I’ve seen a lot of episodes of Law and Order - Criminal Intent, and I am therefore highly qualified to report that ISPs and message boards first say they don’t want to provide this info and then the detectives point out how annoying it will be when they get a search warrant and a subpoena and by the way, I heard your son smokes dope, and very soon there is a lot of voluntary provision of information. In fact, from a PC in their office, as soon as the suspect is logged on to the service or site, they will narrow down the location to a borough, then a few blocks, then the exact address, and then, magically, the exact room where the suspect’s computer is located, as well as his astrological sign and his mother’s maiden name just for the heck of it. Just about then, Goren and Eames, accompanied by an entire SWAT team, are pushing into the room. “You’re under arrest – for MURDER!”
In retrospect, I really didn’t answer the question; jackelope was right. In my defense, I couldn’t tell whether the question was about fact patterns that would give rise to a situation where a MB would have to divulge the information, or whether it was just a procedural question. Also, I was drinking. Kids, let that be a lesson to you: drinking and the law don’t mix. Except at bar functions.
As a procedural matter, as I said, the information would be divulged pursuant to a subpoena. In California, in civil cases, the standard for seeking the information is whether the information “is reasonably calculated to lead to the discovery of admissible evidence.” In other words, the information doesn’t itself have to be “it.” The information simply could lead to important stuff. For example:
That information doesn’t all have to come from one source. (Bricker makes that plain, but it’s worth emphasizing.) If I can aggregate the essential information from a variety of sources, I’m there. Around my watercooler, we call that “building it.” As in, “It doesn’t exist now, but I can build it.” So I can issue subpoenas for each piece of the puzzle, which I’ll pull together for trial.
Huh. So the same issues keep coming up, but in different factual contexts? Who knew?

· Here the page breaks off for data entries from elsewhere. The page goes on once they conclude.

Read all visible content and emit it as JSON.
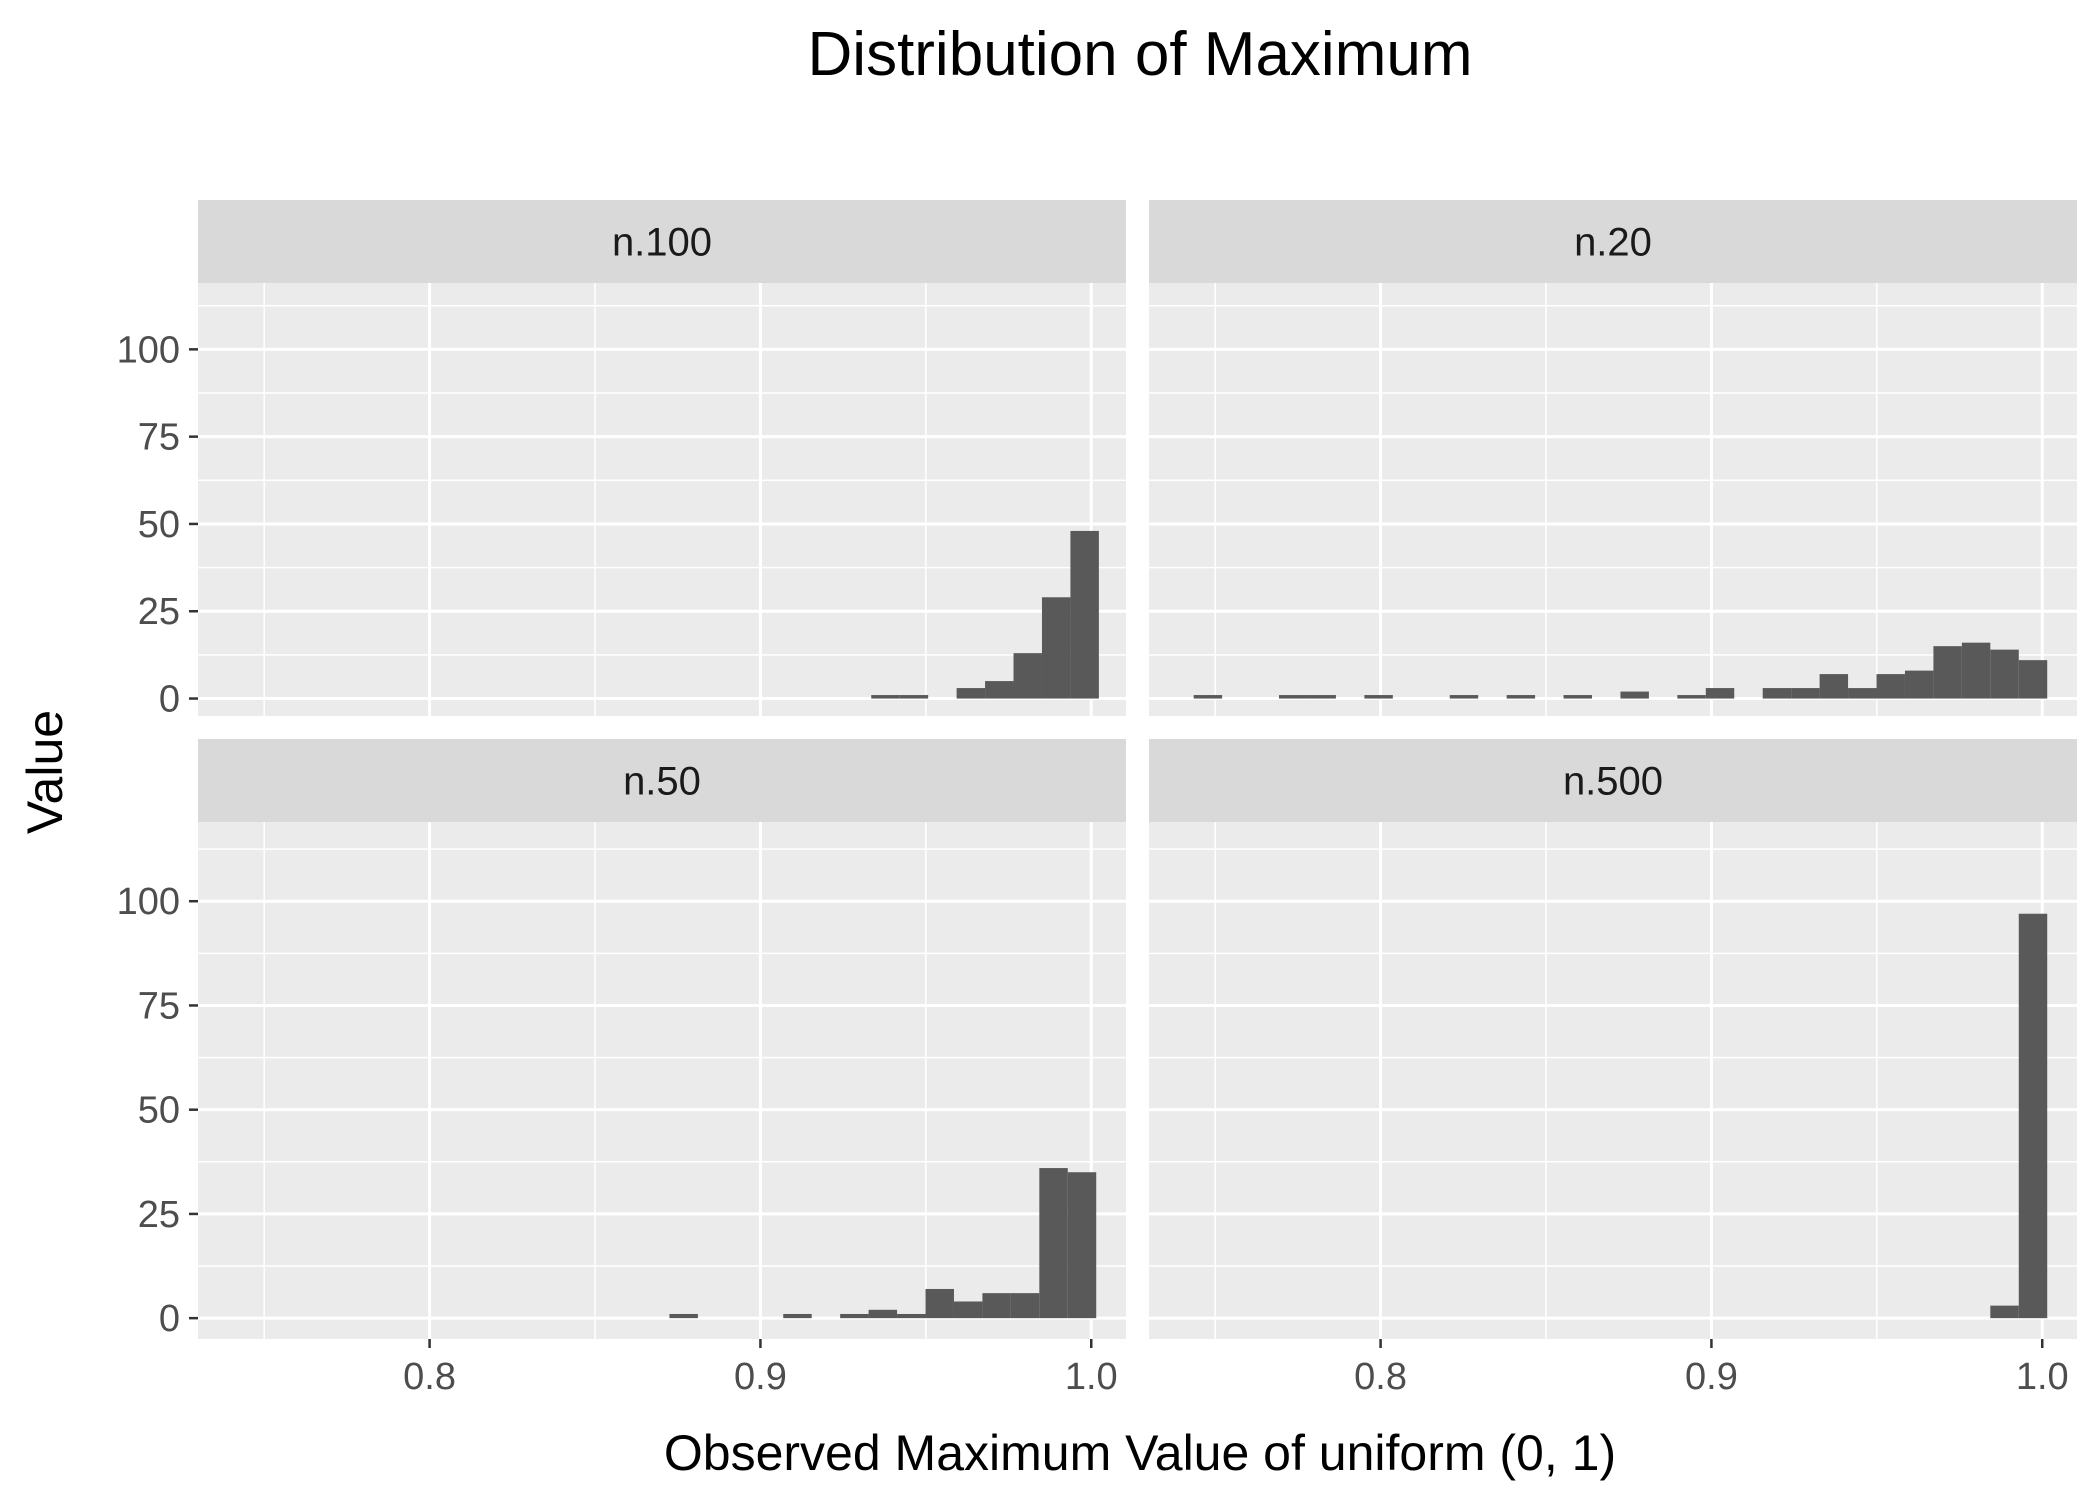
{
  "chart_data": {
    "type": "bar",
    "title": "Distribution of Maximum",
    "xlabel": "Observed Maximum Value of uniform (0, 1)",
    "ylabel": "Value",
    "facet_layout": "2x2",
    "shared_x_axis": true,
    "shared_y_axis": true,
    "xlim": [
      0.73,
      1.0105
    ],
    "ylim": [
      -5,
      119
    ],
    "x_ticks": [
      0.8,
      0.9,
      1.0
    ],
    "x_tick_labels": [
      "0.8",
      "0.9",
      "1.0"
    ],
    "y_ticks": [
      0,
      25,
      50,
      75,
      100
    ],
    "y_tick_labels": [
      "0",
      "25",
      "50",
      "75",
      "100"
    ],
    "grid": true,
    "bar_color": "#595959",
    "panel_background": "#ebebeb",
    "strip_background": "#d9d9d9",
    "panels": [
      {
        "label": "n.100",
        "bins": [
          {
            "x0": 0.9335,
            "x1": 0.9421,
            "count": 1
          },
          {
            "x0": 0.9421,
            "x1": 0.9507,
            "count": 1
          },
          {
            "x0": 0.9593,
            "x1": 0.9679,
            "count": 3
          },
          {
            "x0": 0.9679,
            "x1": 0.9765,
            "count": 5
          },
          {
            "x0": 0.9765,
            "x1": 0.9851,
            "count": 13
          },
          {
            "x0": 0.9851,
            "x1": 0.9937,
            "count": 29
          },
          {
            "x0": 0.9937,
            "x1": 1.0023,
            "count": 48
          }
        ]
      },
      {
        "label": "n.20",
        "bins": [
          {
            "x0": 0.7435,
            "x1": 0.7521,
            "count": 1
          },
          {
            "x0": 0.7693,
            "x1": 0.7779,
            "count": 1
          },
          {
            "x0": 0.7779,
            "x1": 0.7865,
            "count": 1
          },
          {
            "x0": 0.7951,
            "x1": 0.8037,
            "count": 1
          },
          {
            "x0": 0.8209,
            "x1": 0.8295,
            "count": 1
          },
          {
            "x0": 0.8381,
            "x1": 0.8467,
            "count": 1
          },
          {
            "x0": 0.8553,
            "x1": 0.8639,
            "count": 1
          },
          {
            "x0": 0.8725,
            "x1": 0.8811,
            "count": 2
          },
          {
            "x0": 0.8897,
            "x1": 0.8983,
            "count": 1
          },
          {
            "x0": 0.8983,
            "x1": 0.9069,
            "count": 3
          },
          {
            "x0": 0.9155,
            "x1": 0.9241,
            "count": 3
          },
          {
            "x0": 0.9241,
            "x1": 0.9327,
            "count": 3
          },
          {
            "x0": 0.9327,
            "x1": 0.9413,
            "count": 7
          },
          {
            "x0": 0.9413,
            "x1": 0.9499,
            "count": 3
          },
          {
            "x0": 0.9499,
            "x1": 0.9585,
            "count": 7
          },
          {
            "x0": 0.9585,
            "x1": 0.9671,
            "count": 8
          },
          {
            "x0": 0.9671,
            "x1": 0.9757,
            "count": 15
          },
          {
            "x0": 0.9757,
            "x1": 0.9843,
            "count": 16
          },
          {
            "x0": 0.9843,
            "x1": 0.9929,
            "count": 14
          },
          {
            "x0": 0.9929,
            "x1": 1.0015,
            "count": 11
          }
        ]
      },
      {
        "label": "n.50",
        "bins": [
          {
            "x0": 0.8725,
            "x1": 0.8811,
            "count": 1
          },
          {
            "x0": 0.9069,
            "x1": 0.9155,
            "count": 1
          },
          {
            "x0": 0.9241,
            "x1": 0.9327,
            "count": 1
          },
          {
            "x0": 0.9327,
            "x1": 0.9413,
            "count": 2
          },
          {
            "x0": 0.9413,
            "x1": 0.9499,
            "count": 1
          },
          {
            "x0": 0.9499,
            "x1": 0.9585,
            "count": 7
          },
          {
            "x0": 0.9585,
            "x1": 0.9671,
            "count": 4
          },
          {
            "x0": 0.9671,
            "x1": 0.9757,
            "count": 6
          },
          {
            "x0": 0.9757,
            "x1": 0.9843,
            "count": 6
          },
          {
            "x0": 0.9843,
            "x1": 0.9929,
            "count": 36
          },
          {
            "x0": 0.9929,
            "x1": 1.0015,
            "count": 35
          }
        ]
      },
      {
        "label": "n.500",
        "bins": [
          {
            "x0": 0.9843,
            "x1": 0.9929,
            "count": 3
          },
          {
            "x0": 0.9929,
            "x1": 1.0015,
            "count": 97
          }
        ]
      }
    ]
  }
}
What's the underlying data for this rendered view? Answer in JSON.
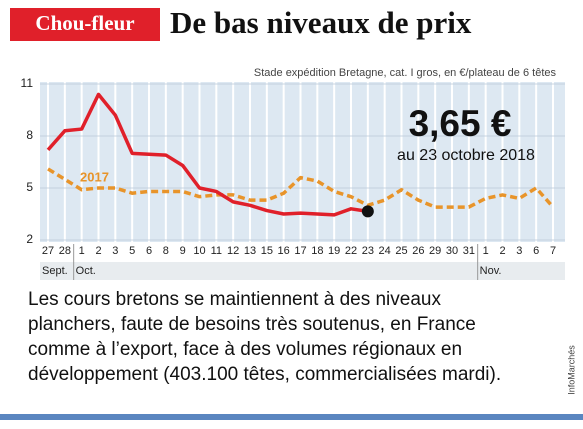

By the way, I miss Cliffy. I’m sorry he didn’t re-up. Other than that, this thread has almost all my fave law geeks in it. By the way, I agree with Billdo: issuing a subpoena is darn easy. Defending it, on the other hand…
jackelope, if you’re a law student, shame on you. You’ve had Civ Pro and should be able to answer this question yourself. If you’re an undergrad, good issue spotting. But be aware that your cyberlaw class is unlikely to cover procedural matters, which I think this question is. You’re more likely to go over substantive law.
I am indeed a law student, for about four more months. After that I’ll be known as Some Dude with More Debt Than Sense, Esq.
As for CivPro, I have only recently heard that there are people who learned stuff in there. I’m not one of those “I blame the professor” types (I’ve taught at the university level myself), but… I blame the professor. As does everyone else who has taken this professor’s CivPro course over the last 20-30 years. I miraculously escaped with a grade that meant I didn’t have to take it again (I think about 20% of the class did have to retake it), and that was all I wanted for Christmas.
Anyway: Your answer was what I suspected it would be, based mostly on what I learned in CrimPro and Evidence; I’m glad to have it confirmed, but I’m still not quite comfortable enough with procedural matters to give my opinion. Not when there’s real live lawyers around to call me on my mistakes, anyway.